Greedy best-first search expands the node that looks closest to the goal: it orders the frontier by \(h(n)\) alone. It is often fast but myopic — by ignoring the cost already paid, it can charge toward a goal that turns out to be expensive, or even get stuck in dead ends. It is not optimal and not complete in general.

A* (“A-star”) fixes this by combining both numbers:

\[f(n) = g(n) + h(n)\]

In words: the estimated total cost of the best path through node \(n\) equals what you have already spent getting to \(n\) plus a guess of what it will still cost to reach the goal from \(n\). Also written: \(f(n) = \underbrace{g(n)}_{\text{cost behind you}} + \underbrace{h(n)}_{\text{estimated cost ahead}}\) — split the total into “past” and “future” halves.

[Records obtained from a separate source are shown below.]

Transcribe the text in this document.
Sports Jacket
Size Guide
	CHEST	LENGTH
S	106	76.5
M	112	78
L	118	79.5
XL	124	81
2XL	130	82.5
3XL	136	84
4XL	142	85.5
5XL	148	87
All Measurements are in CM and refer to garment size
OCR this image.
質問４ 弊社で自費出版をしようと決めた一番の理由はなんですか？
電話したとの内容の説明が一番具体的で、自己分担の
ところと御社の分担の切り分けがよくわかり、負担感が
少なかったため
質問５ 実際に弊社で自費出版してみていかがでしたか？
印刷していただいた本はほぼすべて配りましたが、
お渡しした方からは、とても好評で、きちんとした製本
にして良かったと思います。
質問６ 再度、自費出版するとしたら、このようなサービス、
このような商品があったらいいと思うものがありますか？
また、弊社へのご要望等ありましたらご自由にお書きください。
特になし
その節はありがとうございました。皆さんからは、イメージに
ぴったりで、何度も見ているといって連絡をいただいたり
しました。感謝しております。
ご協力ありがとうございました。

where \(g(n)\) is the actual cost from the start to \(n\), and \(h(n)\) is the estimated cost from \(n\) to the goal. So \(f(n)\) estimates the total cost of the cheapest path through \(n\). A* always expands the lowest-\(f\) frontier node. Intuitively it balances “how far I’ve come” against “how far I think I still have to go.” UCS is the special case \(h=0\), greedy is the special case \(g=0\), and A* is the principled middle between them.

The three informed strategies are really one knob — how much do you trust the past versus the future?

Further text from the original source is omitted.